Qu’est ce qu’un chanoine ?

Un religieux prêtre ou clerc vivant en communauté, sous la Règle de saint Augustin, et rattaché à une Abbaye, un monastère ou une église. Sa vie s’articule en principe suivant un triptyque :
- une vie commune dans la Charité où chacun renonce à ses biens pour servir Dieu et ses frères plus librement.
- la prière liturgique, le chant des psaumes et le Sacrifice eucharistique.
- l’apostolat, fécondé par cette prière et fortifié par le don total de soi que permet la vie commune, dans la charité et la pauvreté.

En 1984, Jean-Paul II rappelait cette charge de tradition immémoriale en s’adressant aux chanoines réguliers confédérés : « Vous êtes chargés, en tant que chanoines, du culte divin solennel de l’Eglise, qui consiste principalement dans la célébration chorale de la liturgie des Heures et de l’Eucharistie, vous souvenant que la liturgie est le sommet auquel tend l’action de l’Eglise et, en même temps, la source d’où découle toute sa force. »

Chargés de la prière officielle de l’Eglise, les chanoines réguliers voient en elle la source inépuisable et puissante de leur oraison, de leur contemplation et de leur apostolat.

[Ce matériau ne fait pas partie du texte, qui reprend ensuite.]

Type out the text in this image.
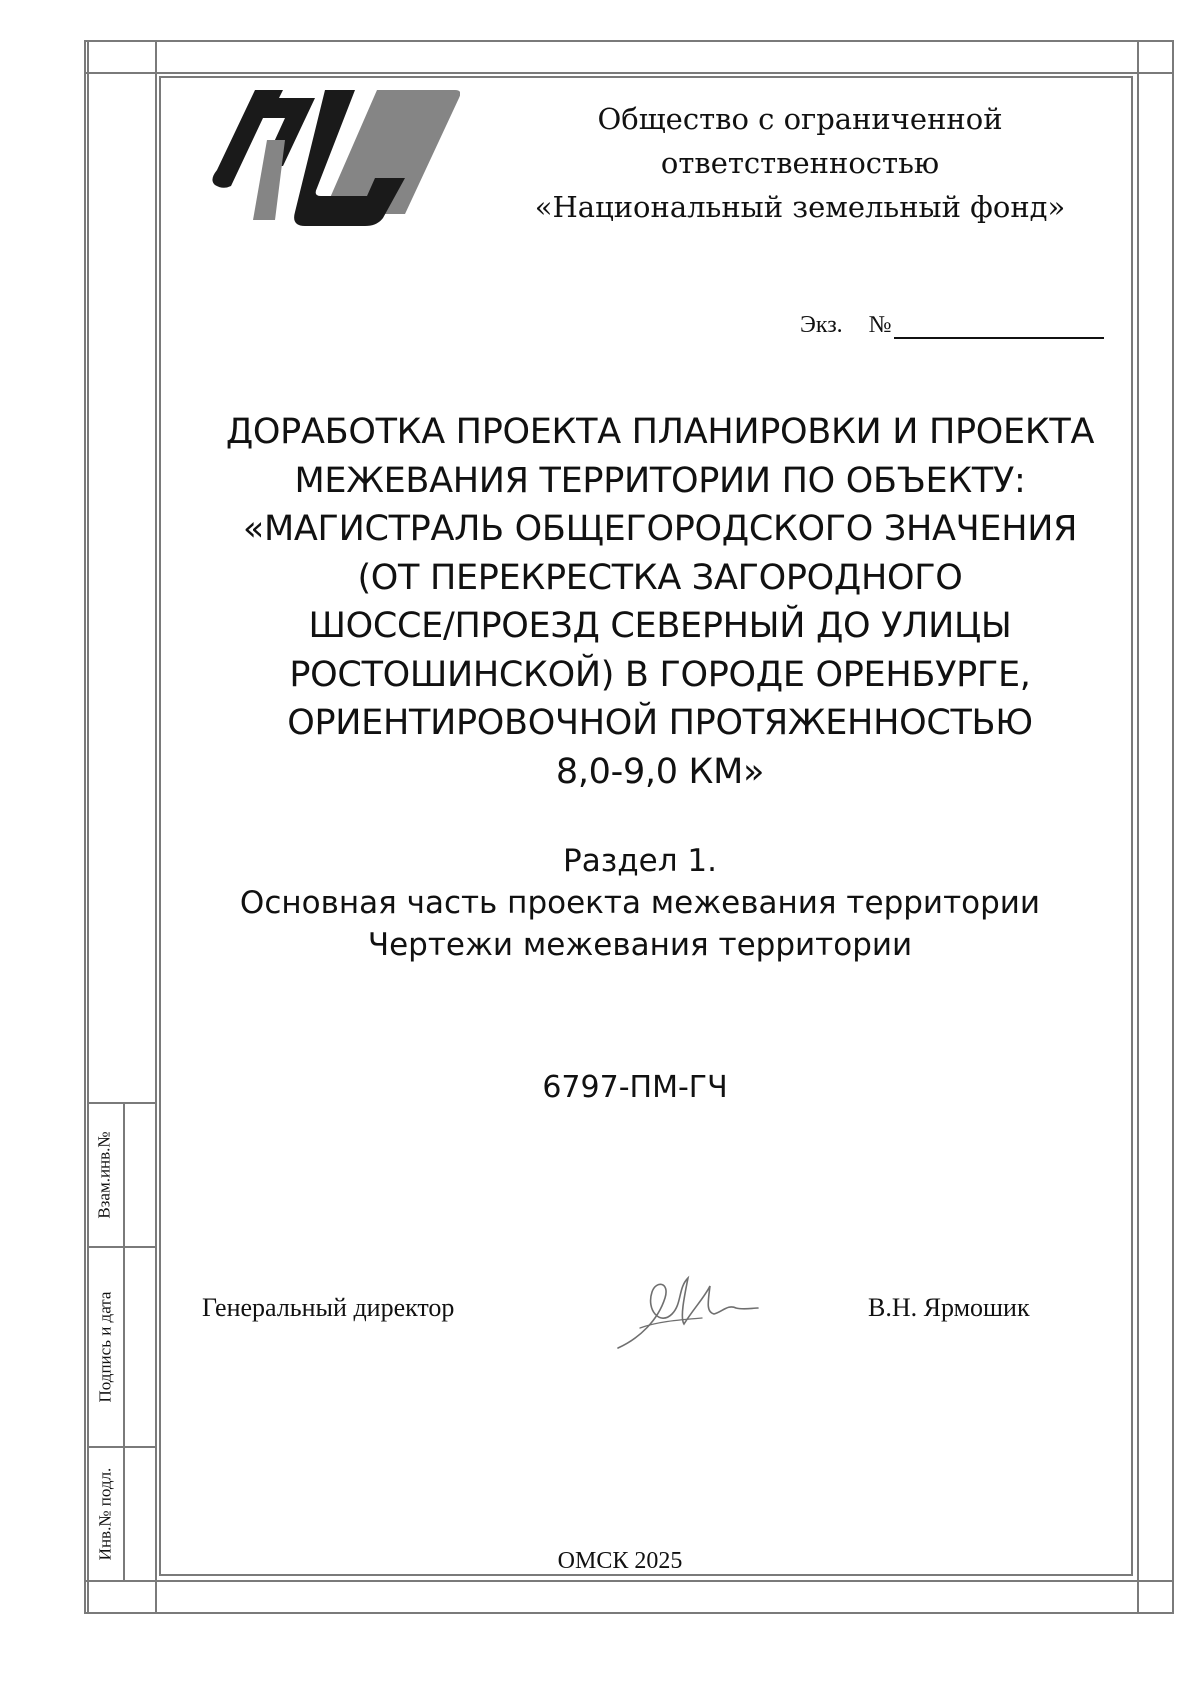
Взам.инв.№
Подпись и дата
Инв.№ подл.
Общество с ограниченной
ответственностью
«Национальный земельный фонд»
Экз. №
ДОРАБОТКА ПРОЕКТА ПЛАНИРОВКИ И ПРОЕКТА
МЕЖЕВАНИЯ ТЕРРИТОРИИ ПО ОБЪЕКТУ:
«МАГИСТРАЛЬ ОБЩЕГОРОДСКОГО ЗНАЧЕНИЯ
(ОТ ПЕРЕКРЕСТКА ЗАГОРОДНОГО
ШОССЕ/ПРОЕЗД СЕВЕРНЫЙ ДО УЛИЦЫ
РОСТОШИНСКОЙ) В ГОРОДЕ ОРЕНБУРГЕ,
ОРИЕНТИРОВОЧНОЙ ПРОТЯЖЕННОСТЬЮ
8,0-9,0 КМ»
Раздел 1.
Основная часть проекта межевания территории
Чертежи межевания территории
6797-ПМ-ГЧ
Генеральный директор	В.Н. Ярмошик
ОМСК 2025
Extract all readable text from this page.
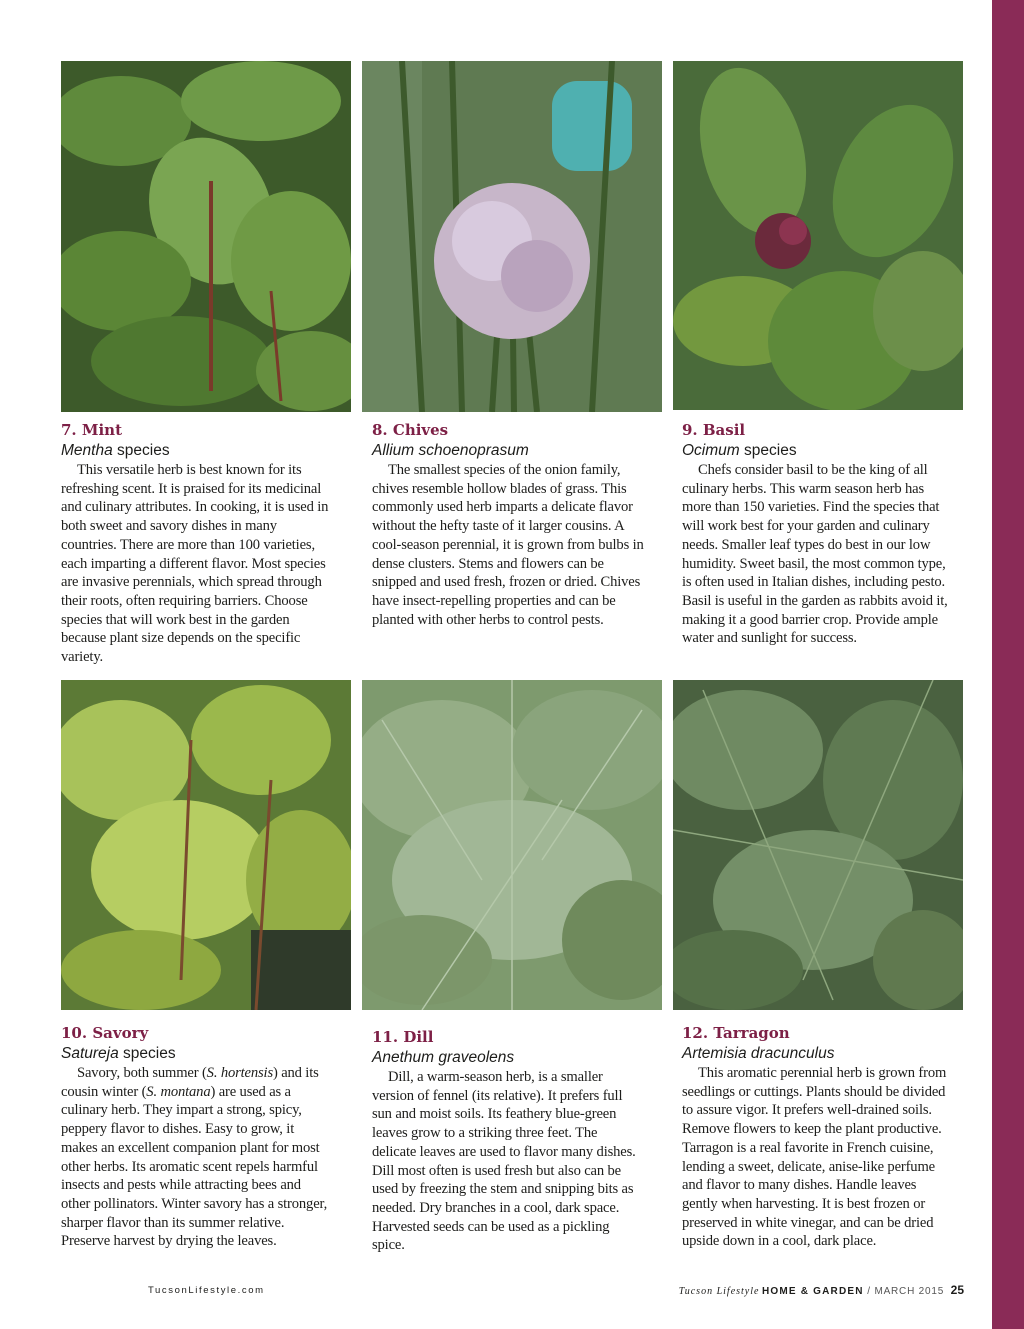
7. Mint
Mentha species

This versatile herb is best known for its refreshing scent. It is praised for its medicinal and culinary attributes. In cooking, it is used in both sweet and savory dishes in many countries. There are more than 100 varieties, each imparting a different flavor. Most species are invasive perennials, which spread through their roots, often requiring barriers. Choose species that will work best in the garden because plant size depends on the specific variety.

8. Chives
Allium schoenoprasum

The smallest species of the onion family, chives resemble hollow blades of grass. This commonly used herb imparts a delicate flavor without the hefty taste of it larger cousins. A cool-season perennial, it is grown from bulbs in dense clusters. Stems and flowers can be snipped and used fresh, frozen or dried. Chives have insect-repelling properties and can be planted with other herbs to control pests.

9. Basil
Ocimum species

Chefs consider basil to be the king of all culinary herbs. This warm season herb has more than 150 varieties. Find the species that will work best for your garden and culinary needs. Smaller leaf types do best in our low humidity. Sweet basil, the most common type, is often used in Italian dishes, including pesto. Basil is useful in the garden as rabbits avoid it, making it a good barrier crop. Provide ample water and sunlight for success.

10. Savory
Satureja species

Savory, both summer (S. hortensis) and its cousin winter (S. montana) are used as a culinary herb. They impart a strong, spicy, peppery flavor to dishes. Easy to grow, it makes an excellent companion plant for most other herbs. Its aromatic scent repels harmful insects and pests while attracting bees and other pollinators. Winter savory has a stronger, sharper flavor than its summer relative. Preserve harvest by drying the leaves.

11. Dill
Anethum graveolens

Dill, a warm-season herb, is a smaller version of fennel (its relative). It prefers full sun and moist soils. Its feathery blue-green leaves grow to a striking three feet. The delicate leaves are used to flavor many dishes. Dill most often is used fresh but also can be used by freezing the stem and snipping bits as needed. Dry branches in a cool, dark space. Harvested seeds can be used as a pickling spice.

12. Tarragon
Artemisia dracunculus

This aromatic perennial herb is grown from seedlings or cuttings. Plants should be divided to assure vigor. It prefers well-drained soils. Remove flowers to keep the plant productive. Tarragon is a real favorite in French cuisine, lending a sweet, delicate, anise-like perfume and flavor to many dishes. Handle leaves gently when harvesting. It is best frozen or preserved in white vinegar, and can be dried upside down in a cool, dark place.

TucsonLifestyle.com	Tucson Lifestyle HOME & GARDEN / MARCH 2015 25
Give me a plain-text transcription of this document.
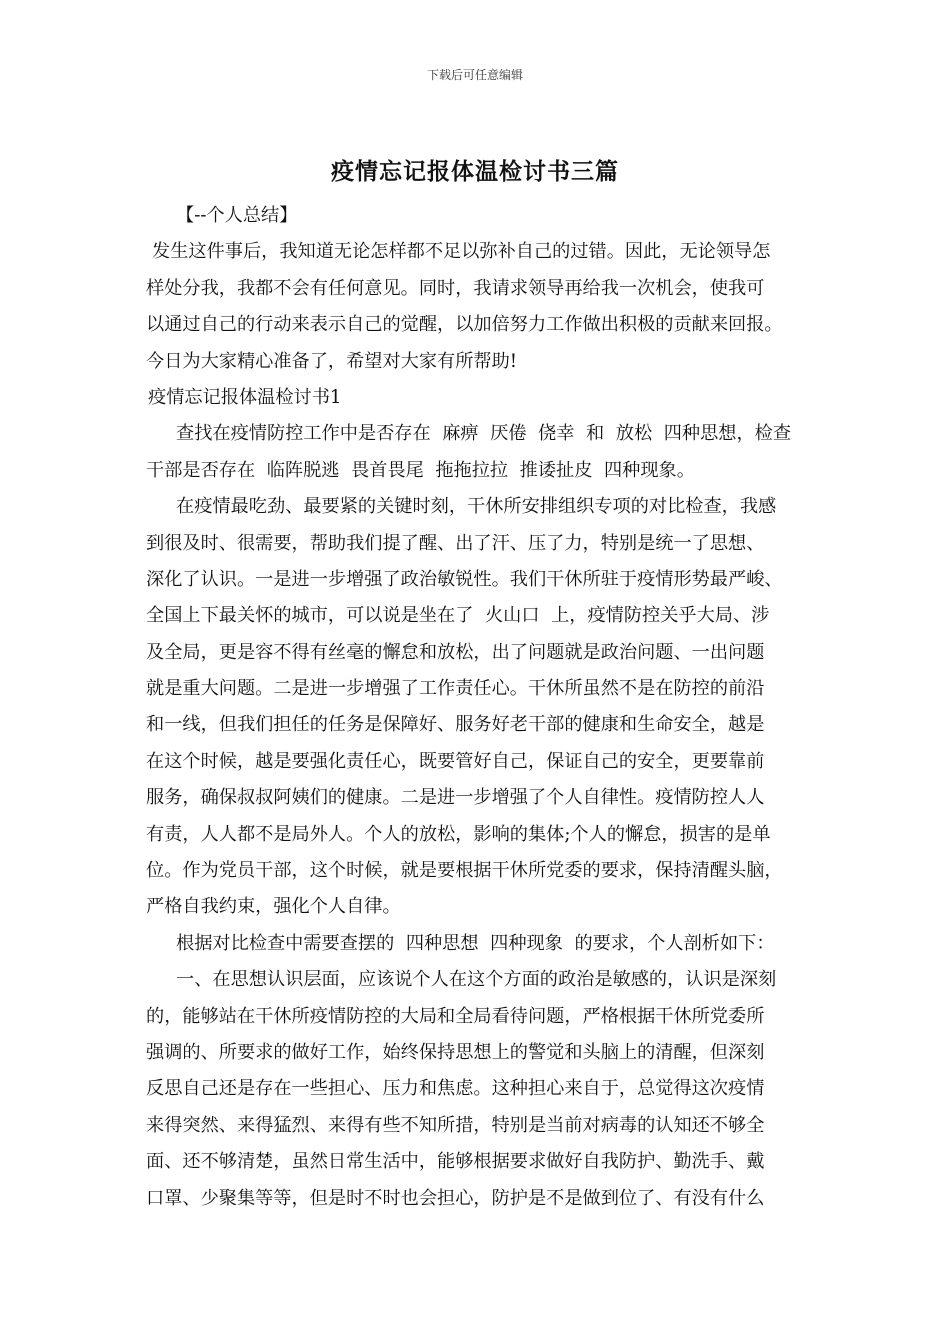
下载后可任意编辑
疫情忘记报体温检讨书三篇
【--个人总结】
发生这件事后，我知道无论怎样都不足以弥补自己的过错。因此，无论领导怎
样处分我，我都不会有任何意见。同时，我请求领导再给我一次机会，使我可
以通过自己的行动来表示自己的觉醒，以加倍努力工作做出积极的贡献来回报。
今日为大家精心准备了，希望对大家有所帮助!
疫情忘记报体温检讨书1
查找在疫情防控工作中是否存在  麻痹  厌倦  侥幸  和  放松  四种思想，检查
干部是否存在  临阵脱逃  畏首畏尾  拖拖拉拉  推诿扯皮  四种现象。
在疫情最吃劲、最要紧的关键时刻，干休所安排组织专项的对比检查，我感
到很及时、很需要，帮助我们提了醒、出了汗、压了力，特别是统一了思想、
深化了认识。一是进一步增强了政治敏锐性。我们干休所驻于疫情形势最严峻、
全国上下最关怀的城市，可以说是坐在了  火山口  上，疫情防控关乎大局、涉
及全局，更是容不得有丝毫的懈怠和放松，出了问题就是政治问题、一出问题
就是重大问题。二是进一步增强了工作责任心。干休所虽然不是在防控的前沿
和一线，但我们担任的任务是保障好、服务好老干部的健康和生命安全，越是
在这个时候，越是要强化责任心，既要管好自己，保证自己的安全，更要靠前
服务，确保叔叔阿姨们的健康。二是进一步增强了个人自律性。疫情防控人人
有责，人人都不是局外人。个人的放松，影响的集体;个人的懈怠，损害的是单
位。作为党员干部，这个时候，就是要根据干休所党委的要求，保持清醒头脑，
严格自我约束，强化个人自律。
根据对比检查中需要查摆的  四种思想  四种现象  的要求，个人剖析如下：
一、在思想认识层面，应该说个人在这个方面的政治是敏感的，认识是深刻
的，能够站在干休所疫情防控的大局和全局看待问题，严格根据干休所党委所
强调的、所要求的做好工作，始终保持思想上的警觉和头脑上的清醒，但深刻
反思自己还是存在一些担心、压力和焦虑。这种担心来自于，总觉得这次疫情
来得突然、来得猛烈、来得有些不知所措，特别是当前对病毒的认知还不够全
面、还不够清楚，虽然日常生活中，能够根据要求做好自我防护、勤洗手、戴
口罩、少聚集等等，但是时不时也会担心，防护是不是做到位了、有没有什么
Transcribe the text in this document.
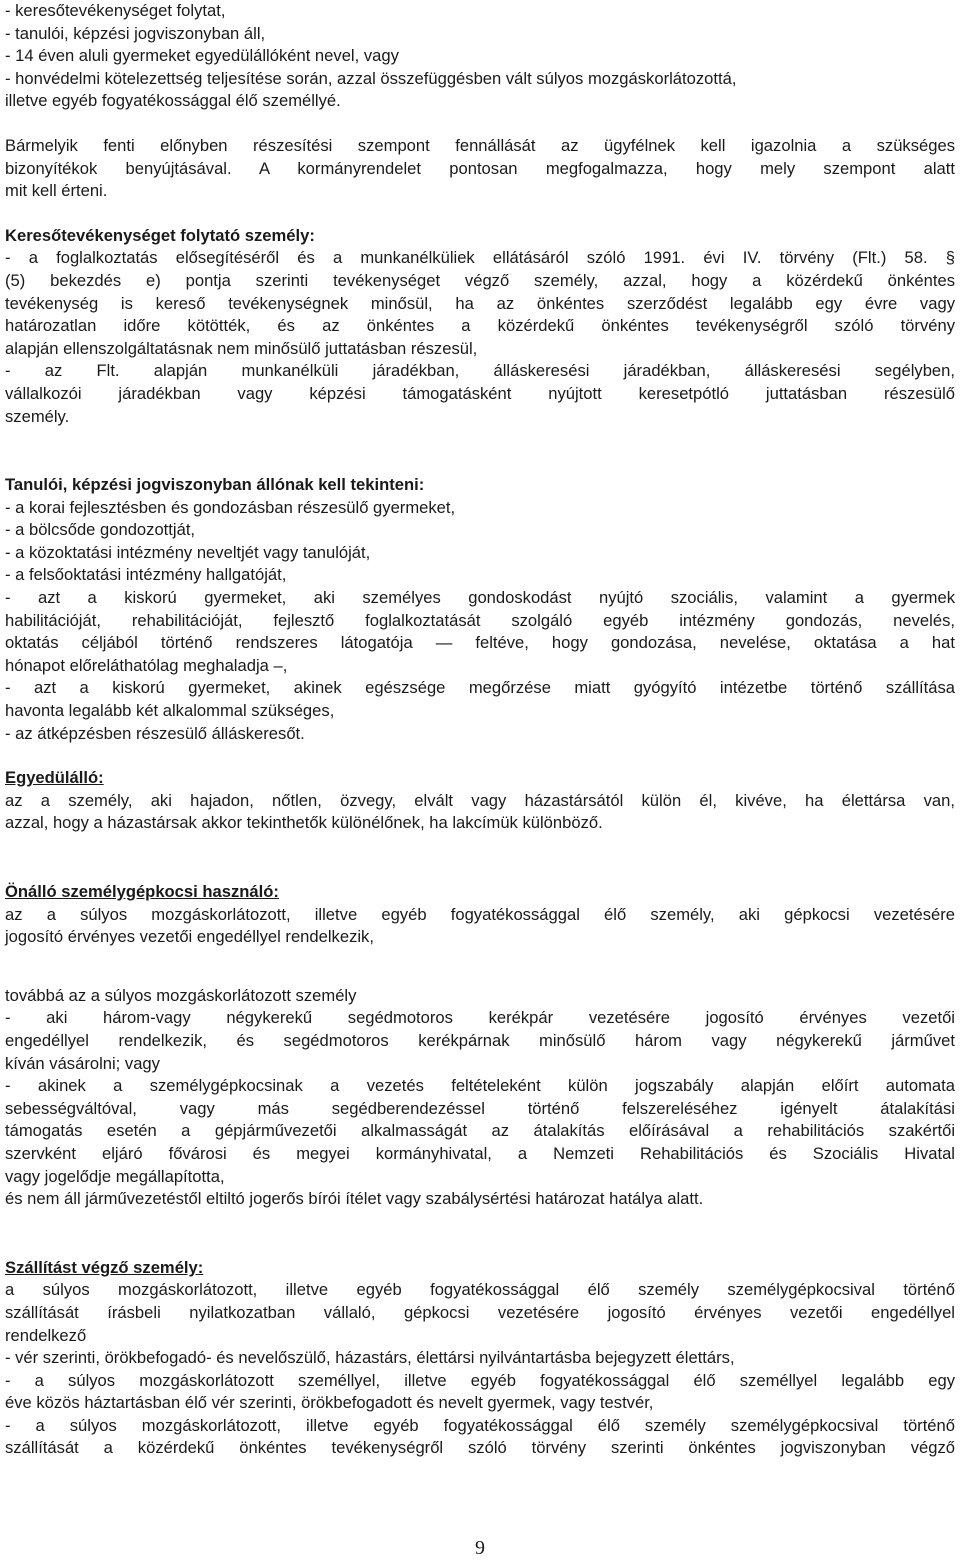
- keresőtevékenységet folytat,
- tanulói, képzési jogviszonyban áll,
- 14 éven aluli gyermeket egyedülállóként nevel, vagy
- honvédelmi kötelezettség teljesítése során, azzal összefüggésben vált súlyos mozgáskorlátozottá,
illetve egyéb fogyatékossággal élő személlyé.
Bármelyik fenti előnyben részesítési szempont fennállását az ügyfélnek kell igazolnia a szükséges
bizonyítékok benyújtásával. A kormányrendelet pontosan megfogalmazza, hogy mely szempont alatt
mit kell érteni.
Keresőtevékenységet folytató személy:
- a foglalkoztatás elősegítéséről és a munkanélküliek ellátásáról szóló 1991. évi IV. törvény (Flt.) 58. §
(5) bekezdés e) pontja szerinti tevékenységet végző személy, azzal, hogy a közérdekű önkéntes
tevékenység is kereső tevékenységnek minősül, ha az önkéntes szerződést legalább egy évre vagy
határozatlan időre kötötték, és az önkéntes a közérdekű önkéntes tevékenységről szóló törvény
alapján ellenszolgáltatásnak nem minősülő juttatásban részesül,
- az Flt. alapján munkanélküli járadékban, álláskeresési járadékban, álláskeresési segélyben,
vállalkozói járadékban vagy képzési támogatásként nyújtott keresetpótló juttatásban részesülő
személy.
Tanulói, képzési jogviszonyban állónak kell tekinteni:
- a korai fejlesztésben és gondozásban részesülő gyermeket,
- a bölcsőde gondozottját,
- a közoktatási intézmény neveltjét vagy tanulóját,
- a felsőoktatási intézmény hallgatóját,
- azt a kiskorú gyermeket, aki személyes gondoskodást nyújtó szociális, valamint a gyermek
habilitációját, rehabilitációját, fejlesztő foglalkoztatását szolgáló egyéb intézmény gondozás, nevelés,
oktatás céljából történő rendszeres látogatója — feltéve, hogy gondozása, nevelése, oktatása a hat
hónapot előreláthatólag meghaladja –,
- azt a kiskorú gyermeket, akinek egészsége megőrzése miatt gyógyító intézetbe történő szállítása
havonta legalább két alkalommal szükséges,
- az átképzésben részesülő álláskeresőt.
Egyedülálló:
az a személy, aki hajadon, nőtlen, özvegy, elvált vagy házastársától külön él, kivéve, ha élettársa van,
azzal, hogy a házastársak akkor tekinthetők különélőnek, ha lakcímük különböző.
Önálló személygépkocsi használó:
az a súlyos mozgáskorlátozott, illetve egyéb fogyatékossággal élő személy, aki gépkocsi vezetésére
jogosító érvényes vezetői engedéllyel rendelkezik,
továbbá az a súlyos mozgáskorlátozott személy
- aki három-vagy négykerekű segédmotoros kerékpár vezetésére jogosító érvényes vezetői
engedéllyel rendelkezik, és segédmotoros kerékpárnak minősülő három vagy négykerekű járművet
kíván vásárolni; vagy
- akinek a személygépkocsinak a vezetés feltételeként külön jogszabály alapján előírt automata
sebességváltóval, vagy más segédberendezéssel történő felszereléséhez igényelt átalakítási
támogatás esetén a gépjárművezetői alkalmasságát az átalakítás előírásával a rehabilitációs szakértői
szervként eljáró fővárosi és megyei kormányhivatal, a Nemzeti Rehabilitációs és Szociális Hivatal
vagy jogelődje megállapította,
és nem áll járművezetéstől eltiltó jogerős bírói ítélet vagy szabálysértési határozat hatálya alatt.
Szállítást végző személy:
a súlyos mozgáskorlátozott, illetve egyéb fogyatékossággal élő személy személygépkocsival történő
szállítását írásbeli nyilatkozatban vállaló, gépkocsi vezetésére jogosító érvényes vezetői engedéllyel
rendelkező
- vér szerinti, örökbefogadó- és nevelőszülő, házastárs, élettársi nyilvántartásba bejegyzett élettárs,
- a súlyos mozgáskorlátozott személlyel, illetve egyéb fogyatékossággal élő személlyel legalább egy
éve közös háztartásban élő vér szerinti, örökbefogadott és nevelt gyermek, vagy testvér,
- a súlyos mozgáskorlátozott, illetve egyéb fogyatékossággal élő személy személygépkocsival történő
szállítását a közérdekű önkéntes tevékenységről szóló törvény szerinti önkéntes jogviszonyban végző
9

Quelques dates d’histoire canoniale

- Ier siècle à Jérusalem : « la vie apostolique » - Vita apostolica - dont parlent les Actes des Apôtres (cf. Ac 2, 42-47 et Ac 4, 32-33), vie commune, pauvre, contemplative et missionnaire, est le grand modèle de la vie canoniale.
- Vers 397 : Saint Augustin écrit la Règle que suivront les chanoines. Jusqu’au XIe siècle, la « vie canoniale » est la norme recommandée par les Papes, les Evêques et les conciles, pour le clergé. Souvent en vain...
- VIIIe-XIème : les chanoines réguliers se distinguent plus nettement des moines (par le sacerdoce et l’apostolat) et des prêtres séculiers (par la pauvreté et la vie commune). La "réforme grégorienne" s’appuiera beaucoup sur les chanoines réguliers pour réformer le clergé et les chapitres collégiaux, ainsi que pour l’apostolat.
-  XIIème : l’aube de la chrétienté, le siècle des chanoines
Les fondations canoniales se multiplient (Saint-Ruf, Arrouaise, Saint-Victor, Prémontré...). Les vocations affluent dans les 2500 maisons dont l’Ordre canonial couvre la chrétienté naissante. L’influence spirituelle et sociale des chanoines est considérable.
-  XVème : Thomas a Kempis, chanoine régulier de Windesheim, est l’auteur très probable de l’Imitation de Jésus-Christ, le livre le plus lu et traduit après la Bible.
- XVIIème : Saint Pierre Fourier, la Bienheureuse Alix Le Clerc, le Bienheureux Alain de Solminihac et le Cardinal de la Rochefoucauld fondent quatre congrégations canoniales en France.
- 1789 : la France compte plus de 200 abbayes de chanoines réguliers et des milliers de collégiales desservant d’innombrables paroisses.
- XXème : Plusieurs congrégations canoniales naissent ou renaissent en France.